Red Hat Bugzilla – Bug 535776
RFE: switchover thread should gravitate to a server higher in the failover list, not necessarily limited to just primary
Last modified: 2015-02-01 18:29:12 EST
Consider this scenario:
There are 2 data centers - one in California, one in New York.
There are 4 Servers total - 2 in each data center (thus, 2 servers in CA, 2 servers in NY)
There are 2 Affinity Groups, one for each data center (2 servers per affinity group, AG-CA, AG-NY))
Servers in CA datacenter are called CA1 and CA2; servers in NY are called NY1 and NY2.
I have an agent running in CA data center and is assigned the AG-CA affinity group. This agent is assigned a primary server of CA1 (the full failover list is CA1, CA2, NY1, NY2).
Now suppose both CA servers go down. Agent switches over to NY1. Now, CA2 is brought on-line, but CA1 is still down.

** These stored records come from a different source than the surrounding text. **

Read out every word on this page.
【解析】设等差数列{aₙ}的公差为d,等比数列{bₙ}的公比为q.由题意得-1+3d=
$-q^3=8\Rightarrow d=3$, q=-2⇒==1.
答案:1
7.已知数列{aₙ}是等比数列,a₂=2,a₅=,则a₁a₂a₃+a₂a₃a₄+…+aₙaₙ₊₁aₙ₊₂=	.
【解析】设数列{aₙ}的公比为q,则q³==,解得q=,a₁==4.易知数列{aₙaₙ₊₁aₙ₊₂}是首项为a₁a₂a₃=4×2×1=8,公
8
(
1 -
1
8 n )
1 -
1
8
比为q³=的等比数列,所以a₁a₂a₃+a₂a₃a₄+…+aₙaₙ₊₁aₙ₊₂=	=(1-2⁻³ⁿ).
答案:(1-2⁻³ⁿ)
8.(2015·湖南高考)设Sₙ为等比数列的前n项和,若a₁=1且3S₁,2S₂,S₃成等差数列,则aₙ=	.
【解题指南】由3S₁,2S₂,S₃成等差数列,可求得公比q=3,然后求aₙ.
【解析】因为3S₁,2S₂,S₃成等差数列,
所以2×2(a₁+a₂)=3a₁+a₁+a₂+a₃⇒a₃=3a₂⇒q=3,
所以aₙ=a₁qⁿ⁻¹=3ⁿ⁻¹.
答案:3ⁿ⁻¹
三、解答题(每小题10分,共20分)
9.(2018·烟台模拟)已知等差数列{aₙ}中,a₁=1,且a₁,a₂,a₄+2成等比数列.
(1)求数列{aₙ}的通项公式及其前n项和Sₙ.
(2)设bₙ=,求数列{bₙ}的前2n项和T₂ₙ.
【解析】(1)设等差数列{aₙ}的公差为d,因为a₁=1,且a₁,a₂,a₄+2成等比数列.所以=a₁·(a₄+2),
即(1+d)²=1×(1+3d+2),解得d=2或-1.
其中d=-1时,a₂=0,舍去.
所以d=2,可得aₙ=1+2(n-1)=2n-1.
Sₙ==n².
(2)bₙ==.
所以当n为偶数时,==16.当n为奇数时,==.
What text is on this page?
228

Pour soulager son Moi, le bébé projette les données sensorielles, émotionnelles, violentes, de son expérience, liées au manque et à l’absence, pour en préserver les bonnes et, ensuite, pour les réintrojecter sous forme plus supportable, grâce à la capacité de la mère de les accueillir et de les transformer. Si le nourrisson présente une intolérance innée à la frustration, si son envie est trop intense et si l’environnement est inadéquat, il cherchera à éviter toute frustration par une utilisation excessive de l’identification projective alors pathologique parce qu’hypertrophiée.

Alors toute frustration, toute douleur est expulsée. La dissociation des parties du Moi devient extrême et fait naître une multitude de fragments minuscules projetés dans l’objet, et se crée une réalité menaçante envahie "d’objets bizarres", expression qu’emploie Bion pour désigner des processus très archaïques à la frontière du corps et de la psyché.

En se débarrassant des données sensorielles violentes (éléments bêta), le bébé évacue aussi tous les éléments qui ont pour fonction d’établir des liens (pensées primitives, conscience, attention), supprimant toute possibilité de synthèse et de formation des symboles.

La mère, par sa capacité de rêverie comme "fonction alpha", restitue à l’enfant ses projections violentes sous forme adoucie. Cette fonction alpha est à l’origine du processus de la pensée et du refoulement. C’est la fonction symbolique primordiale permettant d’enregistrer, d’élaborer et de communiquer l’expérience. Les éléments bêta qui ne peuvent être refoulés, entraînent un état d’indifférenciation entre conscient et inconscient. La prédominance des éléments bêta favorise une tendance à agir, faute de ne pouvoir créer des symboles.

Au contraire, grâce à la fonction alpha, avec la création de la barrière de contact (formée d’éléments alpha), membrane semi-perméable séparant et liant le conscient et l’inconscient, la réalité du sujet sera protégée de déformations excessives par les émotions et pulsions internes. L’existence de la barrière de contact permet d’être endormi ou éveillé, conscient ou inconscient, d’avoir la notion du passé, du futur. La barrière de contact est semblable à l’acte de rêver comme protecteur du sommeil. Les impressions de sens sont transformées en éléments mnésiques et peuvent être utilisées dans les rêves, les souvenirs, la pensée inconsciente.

Affinity tells us that we'd prefer that the agent talk to a server in the CA data center. We have a CA server up (CA2). Our agent therefore should switch over and talk to CA2. However, that will not occur. Our agent will only ever switch back to the CA datacenter when the primary CA1 server comes up.
Our primary switchover thread will only switch over to the PRIMARY server. If the primary is still down, the agent continues talking to its current server, EVEN IF there is another server that is up and in our affinity group.
Would be better if the agent could try to slowly gravitate to its primary server, even if that means going to a non-primary server first. The agent needs some way to know about which servers it has affinity with and if any of them come up, switch to them (if the primary is still down).
Can an agent belong to more than one affinity group? If so, that might complicate matters. It may simply be that the rule to follow is - if a server that is higher up in the failover list is up, switch to that server... always move to a server that is higher up in the failover list.
This bug was previously known as http://jira.rhq-project.org/browse/RHQ-2437
mass add of key word FutureFeature to help track
"Our primary switchover thread will only switch over to the PRIMARY server. If
the primary is still down, the agent continues talking to its current server,
EVEN IF there is another server that is up and in our affinity group."
agreed, why not just go down the failover list and see if you can connect to ANY of the ones that are higher than where you currently are?
Mazz, is this still the case?
(In reply to Jay Shaughnessy from comment #4)
> Mazz, is this still the case?
this RFE is still valid. today we only attempt to switch to primary, we don't walk up the list. If primary is down, it stays on the current server.
Any work here should also consider Bug 1033790